Recruitment is indicative of the number of pregnant women who are screened versus those actually enrolled in the study.

Withdrawal is indicative of the number of enrolled participants who choose not to continue study activities after having been enrolled.

Feasibility (Retention): Number of Enrolled Participants Who Remain in the Study Through 6 Months Postpartum

Retention is defined as the number of participants who remain in the study through the 6-month postpartum visit.

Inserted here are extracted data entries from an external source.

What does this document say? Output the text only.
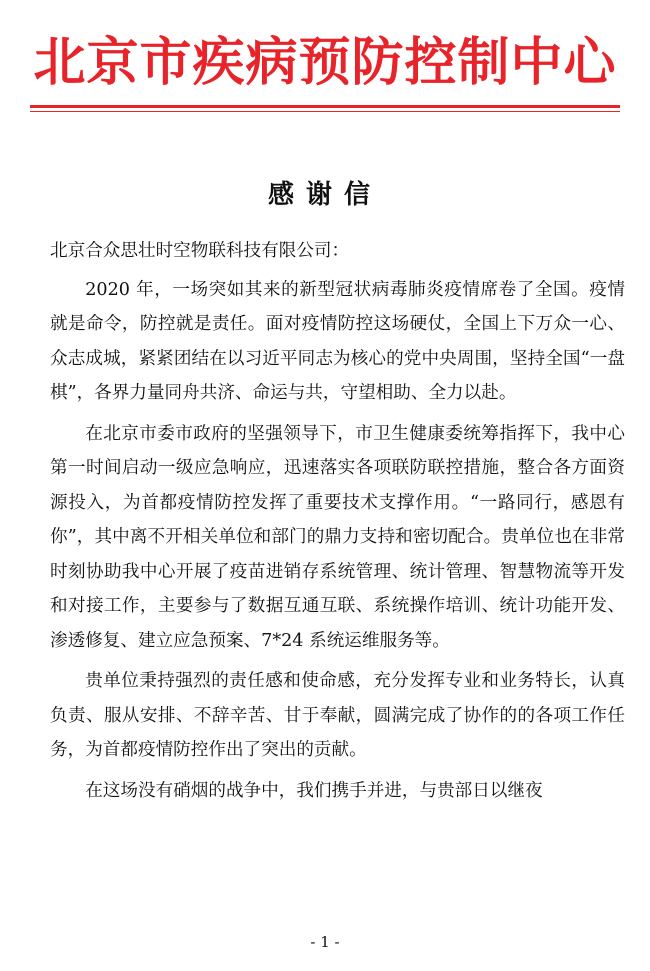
北京市疾病预防控制中心
感谢信

北京合众思壮时空物联科技有限公司：

2020 年，一场突如其来的新型冠状病毒肺炎疫情席卷了全国。疫情就是命令，防控就是责任。面对疫情防控这场硬仗，全国上下万众一心、众志成城，紧紧团结在以习近平同志为核心的党中央周围，坚持全国“一盘棋”，各界力量同舟共济、命运与共，守望相助、全力以赴。

在北京市委市政府的坚强领导下，市卫生健康委统筹指挥下，我中心第一时间启动一级应急响应，迅速落实各项联防联控措施，整合各方面资源投入，为首都疫情防控发挥了重要技术支撑作用。“一路同行，感恩有你”，其中离不开相关单位和部门的鼎力支持和密切配合。贵单位也在非常时刻协助我中心开展了疫苗进销存系统管理、统计管理、智慧物流等开发和对接工作，主要参与了数据互通互联、系统操作培训、统计功能开发、渗透修复、建立应急预案、7*24 系统运维服务等。

贵单位秉持强烈的责任感和使命感，充分发挥专业和业务特长，认真负责、服从安排、不辞辛苦、甘于奉献，圆满完成了协作的的各项工作任务，为首都疫情防控作出了突出的贡献。

在这场没有硝烟的战争中，我们携手并进，与贵部日以继夜

- 1 -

Adherence to study visits and procedures, defined as proportion of the actual number of visits attended divided by the expected study visits (8) and multiplied by 100.

Number of mothers who report the process of undergoing lab draws as "acceptable" in the exit survey. Range 0-100%, with 0% being unacceptable and 100% being acceptable.

Number of mothers who report the process of taking the study medication as "acceptable" in the exit survey. Range 0-100%, with 0% being unacceptable and 100% being acceptable.

Preliminary Effectiveness: Number of Infants With HBV Positivity by Rapid Diagnostic Testing at 6 Months of Life to Indicate Mother-to-Child Transmission of HBV

Mother-to-child transmission of HBV is defined as HBsAg positivity in the infant at 6 months of life.

Sensitivity will be defined as the number of true positive tests divided by the sum of the true positives and false negatives.

Specificity will be defined as the number of true negative tests divided by the sum of the true negatives and the false positives.

Inclusion Criteria: Pregnant women ≥18 years of age who present for routine prenatal care between 28-32 weeks' gestation and who test HBV-positive by point-of-care hepatitis B surface antigen test. Women must intend to seek maternity and postpartum care exclusively at one of the Kinshasa-based study maternity centers. Infants born to enrolled women will be included in the study Exclusion Criteria: Individuals with abnormal creatinine by point-of-care testing Any woman who plans to move outside of Kinshasa Province during the study period. Any HIV-positive individual, determined by routine point-of-care screening at antenatal care visits

Datasets will not be made publicly available because they contain protected health information. However, the authors will share de-identified participant data, alongside the study protocol, statistical analysis plan, and analytic code, upon reasonable request and with approval by an independent review committee (ie, learned intermediary). An executed Data Use/Sharing agreement with the University of North Carolina at Chapel Hill (UNC-CH) is required before data will be shared

Interested individuals can request de-identified data with approval from an independent review committee, which will be shared upon execution of a Data Use/Sharing Agreement with UNC-CH.